Austin's real estate market had less monthly activity but high annual growth in November. New reforms by City Council could improve the housing shortage within 2-years. If they do, prices might plateau once we reach 4-months’ inventory.
November’s average sales price grew 23% year-over-year to $717K. The median price of a home was almost $568K, 24% higher than last year. The number of active listings dropped 27% to 1,130 last month. Meanwhile, pending sales fell 13% to 1,247. Slower activity is typical during the holidays because fewer homes are for sale. Even so, November’s paltry 1,013 new listings were not enough to meet surging demand. Expect worse news for December, with only 284 new listings so far.
Unprecedented interest in Austin pulled housing inventory down to 0.8 months’ supply in November. Austin was named the no.1 commercial real estate market for foreign investment in May. Several Austin tech announcements followed. Last month, a global finance report pinpointed Austin as the no. 1 place to move in the world. Then Samsung announced a new $17 billion fab site in nearby Taylor, TX. It’s fair to say Zillow was correct when they predicted Austin would be the hottest market in 2021.
At $10.39 billion, November’s year-to-date sales volume was up $2.5 billion year-over-year. The year-to-date number of closed sales was only up 3% from last year. So, we can blame the rising cost of housing for the extra 31.5% in sales volume.

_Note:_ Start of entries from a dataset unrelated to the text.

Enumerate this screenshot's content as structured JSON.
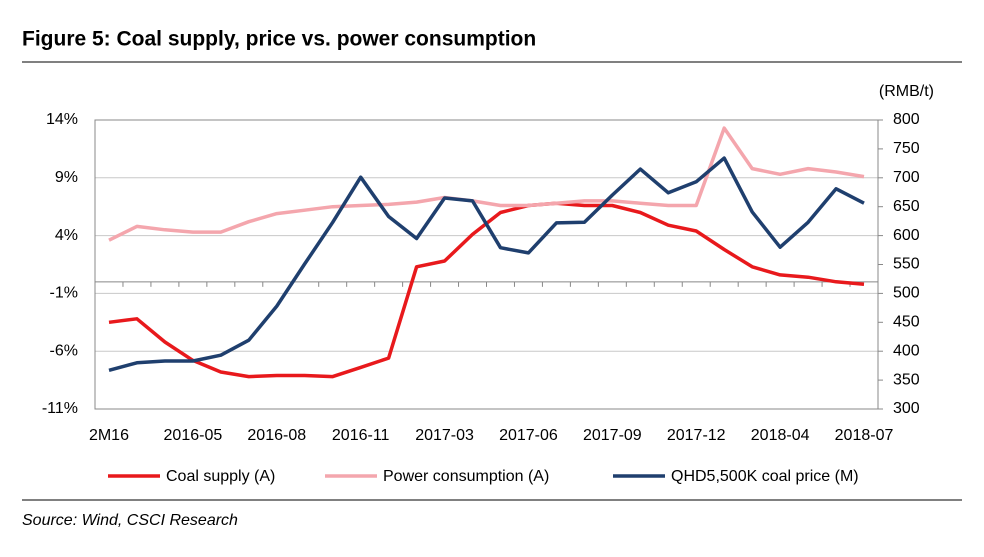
{
  "chart_data": {
    "type": "line",
    "title": "Figure 5: Coal supply, price vs. power consumption",
    "y2_label": "(RMB/t)",
    "source": "Source: Wind, CSCI Research",
    "categories": [
      "2M16",
      null,
      null,
      "2016-05",
      null,
      null,
      "2016-08",
      null,
      null,
      "2016-11",
      null,
      null,
      "2017-03",
      null,
      null,
      "2017-06",
      null,
      null,
      "2017-09",
      null,
      null,
      "2017-12",
      null,
      null,
      "2018-04",
      null,
      null,
      "2018-07"
    ],
    "ylim": [
      -11,
      14
    ],
    "yticks": [
      {
        "value": -11,
        "label": "-11%"
      },
      {
        "value": -6,
        "label": "-6%"
      },
      {
        "value": -1,
        "label": "-1%"
      },
      {
        "value": 4,
        "label": "4%"
      },
      {
        "value": 9,
        "label": "9%"
      },
      {
        "value": 14,
        "label": "14%"
      }
    ],
    "y2lim": [
      300,
      800
    ],
    "y2ticks": [
      300,
      350,
      400,
      450,
      500,
      550,
      600,
      650,
      700,
      750,
      800
    ],
    "grid": true,
    "legend": "bottom",
    "series": [
      {
        "name": "Coal supply (A)",
        "color": "#e8191c",
        "values": [
          -3.5,
          -3.2,
          -5.2,
          -6.8,
          -7.8,
          -8.2,
          -8.1,
          -8.1,
          -8.2,
          -7.4,
          -6.6,
          1.3,
          1.8,
          4.1,
          6.0,
          6.6,
          6.8,
          6.6,
          6.6,
          6.0,
          4.9,
          4.4,
          2.8,
          1.3,
          0.6,
          0.4,
          0.0,
          -0.2
        ]
      },
      {
        "name": "Power consumption (A)",
        "color": "#f4a6ad",
        "values": [
          3.6,
          4.8,
          4.5,
          4.3,
          4.3,
          5.2,
          5.9,
          6.2,
          6.5,
          6.6,
          6.7,
          6.9,
          7.3,
          7.0,
          6.6,
          6.6,
          6.8,
          7.0,
          7.0,
          6.8,
          6.6,
          6.6,
          13.3,
          9.8,
          9.3,
          9.8,
          9.5,
          9.1
        ]
      },
      {
        "name": "QHD5,500K coal price (M)",
        "color": "#1f3f6e",
        "axis": "y2",
        "values": [
          367,
          380,
          383,
          383,
          393,
          419,
          478,
          551,
          623,
          701,
          633,
          595,
          665,
          660,
          579,
          570,
          622,
          623,
          670,
          715,
          674,
          693,
          734,
          641,
          580,
          623,
          681,
          656
        ]
      }
    ]
  }
}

The biggest question on everyone’s mind is, “When will it end?”
Austin’s City Council has been trying to improve housing supply and affordability since 2012. The city spent $8 million writing new land development code over the last several years. A recent court ruling shot down any chance of implementing that code. But the city still plans to create 135,000 new homes by 2028.
One part of the plan is to build inward. City Council hopes to loosen ADU restrictions to promote residential infill in single-family neighborhoods. They also called for looser granny-flat rules and more garage apartments.
Building upward is another part of the plan. Council wants to raise the max building height in high-density residential areas by 30-feet. They also proposed a dozen other changes to build up in Austin. These include a 275-foot mixed-use tower near the Gigafactory and another high-rise South of the river.
Adding density may hurt affordability as property values and taxes go up. Values for property zoned SF-1, SF-2, and MF-6 will see the sharpest climb. (See “existing zoning” for a map of these properties.) A $277 million development on the South shore may also boost Bouldin, Travis Heights, and Downtown home values. The proposal calls to increase the South shore property value by 879%. (See Section 10, “Appraised Value”.) Five hundred thirty affordable housing units are also part of the plan.
The city seeks to address excessive appreciation by lowering construction costs. Step one is to allow residential uses on commercial property. A 2020 study out of California supports the efficacy of this change. Council may also offer programs to help people who are at risk for displacement add rental units (specifically ADUs) to their property. The idea is to use rental income to pay property taxes. (Never mind that an ADU adds to the owner’s tax bill whether it earns income or not.) The city’s program would lower ADU construction costs, expedite permitting, and offer financing plans.
So, when will prices stop “skyrocketing”?
It could take months or years for City Council’s proposals to become policy if they ever do. Once implemented, smaller homes and “granny flats” will take 3-6 months to build. The soonest these new dwellings could affect inventory is Fall 2022. Still, they will speed up appreciation rather than slow it down. Large housing projects and commercial conversions take a year or more to construct. Those developments could improve supply as soon as 2023. If they produce at least 4 to 6 months’ supply, then prices may finally plateau.
The speed of Austin’s policy changes will determine how soon the crisis ends. Other factors include foreclosures, interest rates, and Austin’s wildcard, Elon Musk. Austin’s foreclosures are declining for now. Buyers could get discouraged by three potential 0.25% interest rate hikes in 2022. Elon’s recent sale of Tesla stock made the news but didn’t affect Austin real estate.
For now, expect low inventory until new listings pick up in February. Then, another surge in prices will likely follow in the spring.